We really hope anyone holding through that price crash has a diversified portfolio. Even when you lose money, you don't have to lose the lesson.

See our latest analysis for US Masters Residential Property Fund

Because US Masters Residential Property Fund made a loss in the last twelve months, we think the market is probably more focussed on revenue and revenue growth, at least for now. Shareholders of unprofitable companies usually expect strong revenue growth. That's because fast revenue growth can be easily extrapolated to forecast profits, often of considerable size.

In the last half decade, US Masters Residential Property Fund saw its revenue increase by 9.7% per year. That's a fairly respectable growth rate. So the stock price fall of 13% per year seems pretty steep. The market can be a harsh master when your company is losing money and revenue growth disappoints.

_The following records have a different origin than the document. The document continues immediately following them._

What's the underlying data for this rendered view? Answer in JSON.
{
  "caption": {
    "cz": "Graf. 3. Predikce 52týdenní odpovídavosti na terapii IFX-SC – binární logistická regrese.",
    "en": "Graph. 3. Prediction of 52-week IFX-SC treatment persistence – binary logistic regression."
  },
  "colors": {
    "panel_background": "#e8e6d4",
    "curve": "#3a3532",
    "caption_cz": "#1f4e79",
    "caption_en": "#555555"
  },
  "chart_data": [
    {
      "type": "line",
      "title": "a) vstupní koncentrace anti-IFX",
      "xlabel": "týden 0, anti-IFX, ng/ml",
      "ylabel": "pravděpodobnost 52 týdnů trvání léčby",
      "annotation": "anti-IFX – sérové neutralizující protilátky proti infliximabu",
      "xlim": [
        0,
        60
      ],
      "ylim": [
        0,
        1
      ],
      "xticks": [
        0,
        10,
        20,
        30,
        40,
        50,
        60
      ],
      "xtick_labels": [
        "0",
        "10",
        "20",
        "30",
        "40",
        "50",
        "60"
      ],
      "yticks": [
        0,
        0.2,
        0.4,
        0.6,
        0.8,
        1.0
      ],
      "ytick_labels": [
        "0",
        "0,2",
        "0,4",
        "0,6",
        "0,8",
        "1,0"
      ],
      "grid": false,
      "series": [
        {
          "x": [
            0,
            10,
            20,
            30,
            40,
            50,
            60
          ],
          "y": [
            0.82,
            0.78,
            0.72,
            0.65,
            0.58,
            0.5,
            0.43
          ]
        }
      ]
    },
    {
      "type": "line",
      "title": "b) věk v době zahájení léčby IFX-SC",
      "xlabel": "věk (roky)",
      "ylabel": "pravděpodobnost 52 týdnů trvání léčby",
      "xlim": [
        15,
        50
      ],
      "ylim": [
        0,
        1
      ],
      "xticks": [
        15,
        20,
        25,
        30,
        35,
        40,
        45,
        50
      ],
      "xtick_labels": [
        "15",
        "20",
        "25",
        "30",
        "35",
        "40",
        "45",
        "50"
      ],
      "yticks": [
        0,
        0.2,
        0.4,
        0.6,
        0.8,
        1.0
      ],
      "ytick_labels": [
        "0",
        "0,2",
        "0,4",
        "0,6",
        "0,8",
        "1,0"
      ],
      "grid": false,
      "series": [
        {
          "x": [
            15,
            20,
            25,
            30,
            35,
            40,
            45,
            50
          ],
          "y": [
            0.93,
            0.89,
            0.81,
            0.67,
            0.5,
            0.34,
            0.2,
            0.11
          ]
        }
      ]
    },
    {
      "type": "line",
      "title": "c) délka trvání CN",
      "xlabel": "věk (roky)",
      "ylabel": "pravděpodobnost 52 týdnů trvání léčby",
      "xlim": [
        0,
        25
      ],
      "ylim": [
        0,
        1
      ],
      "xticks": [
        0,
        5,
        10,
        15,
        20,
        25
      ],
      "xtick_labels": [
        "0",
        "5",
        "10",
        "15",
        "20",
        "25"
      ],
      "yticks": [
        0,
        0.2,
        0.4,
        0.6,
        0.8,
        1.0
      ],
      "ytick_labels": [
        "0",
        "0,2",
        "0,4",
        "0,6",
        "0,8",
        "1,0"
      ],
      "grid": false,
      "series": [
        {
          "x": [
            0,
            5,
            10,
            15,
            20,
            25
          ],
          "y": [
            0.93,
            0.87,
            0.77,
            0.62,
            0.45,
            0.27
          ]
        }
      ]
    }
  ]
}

You can see how earnings and revenue have changed over time in the image below (click on the chart to see the exact values).

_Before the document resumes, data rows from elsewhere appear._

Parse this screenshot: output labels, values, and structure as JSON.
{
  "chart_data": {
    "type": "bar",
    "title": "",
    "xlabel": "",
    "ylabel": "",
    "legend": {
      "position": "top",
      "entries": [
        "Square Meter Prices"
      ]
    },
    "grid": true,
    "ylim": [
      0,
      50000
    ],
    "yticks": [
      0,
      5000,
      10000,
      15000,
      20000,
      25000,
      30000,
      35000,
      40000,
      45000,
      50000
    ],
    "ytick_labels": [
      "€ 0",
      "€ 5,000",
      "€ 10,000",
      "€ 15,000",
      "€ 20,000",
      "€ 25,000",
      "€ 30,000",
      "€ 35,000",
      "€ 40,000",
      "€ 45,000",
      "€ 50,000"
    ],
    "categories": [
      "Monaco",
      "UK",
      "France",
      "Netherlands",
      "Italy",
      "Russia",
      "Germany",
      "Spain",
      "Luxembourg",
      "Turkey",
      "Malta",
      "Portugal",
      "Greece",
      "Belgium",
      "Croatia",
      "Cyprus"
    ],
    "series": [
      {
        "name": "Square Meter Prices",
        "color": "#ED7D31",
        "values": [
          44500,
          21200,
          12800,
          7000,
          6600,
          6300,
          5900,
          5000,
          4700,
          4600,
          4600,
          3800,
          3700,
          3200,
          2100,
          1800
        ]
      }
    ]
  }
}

earnings-and-revenue-growth
earnings-and-revenue-growth

Take a more thorough look at US Masters Residential Property Fund's financial health with this free report on its balance sheet.

What about the Total Shareholder Return (TSR)?

We'd be remiss not to mention the difference between US Masters Residential Property Fund's total shareholder return (TSR) and its share price return. The TSR is a return calculation that accounts for the value of cash dividends (assuming that any dividend received was reinvested) and the calculated value of any discounted capital raisings and spin-offs. Dividends have been really beneficial for US Masters Residential Property Fund shareholders, and that cash payout explains why its total shareholder loss of 85%, over the last 5 years, isn't as bad as the share price return.

A Different Perspective

US Masters Residential Property Fund provided a TSR of 17% over the last twelve months. But that return falls short of the market. On the bright side, that's still a gain, and it is certainly better than the yearly loss of about 13% endured over half a decade. So this might be a sign the business has turned its fortunes around. While it is well worth considering the different impacts that market conditions can have on the share price, there are other factors that are even more important. Case in point: We've spotted 4 warning signs for US Masters Residential Property Fund you should be aware of, and 1 of them is significant.

But note: US Masters Residential Property Fund may not be the best stock to buy. So take a peek at this free list of interesting companies with past earnings growth (and further growth forecast).

Please note, the market returns quoted in this article reflect the market weighted average returns of stocks that currently trade on AU exchanges.

This article by Simply Wall St is general in nature. It does not constitute a recommendation to buy or sell any stock, and does not take account of your objectives, or your financial situation. We aim to bring you long-term focused analysis driven by fundamental data. Note that our analysis may not factor in the latest price-sensitive company announcements or qualitative material. Simply Wall St has no position in any stocks mentioned.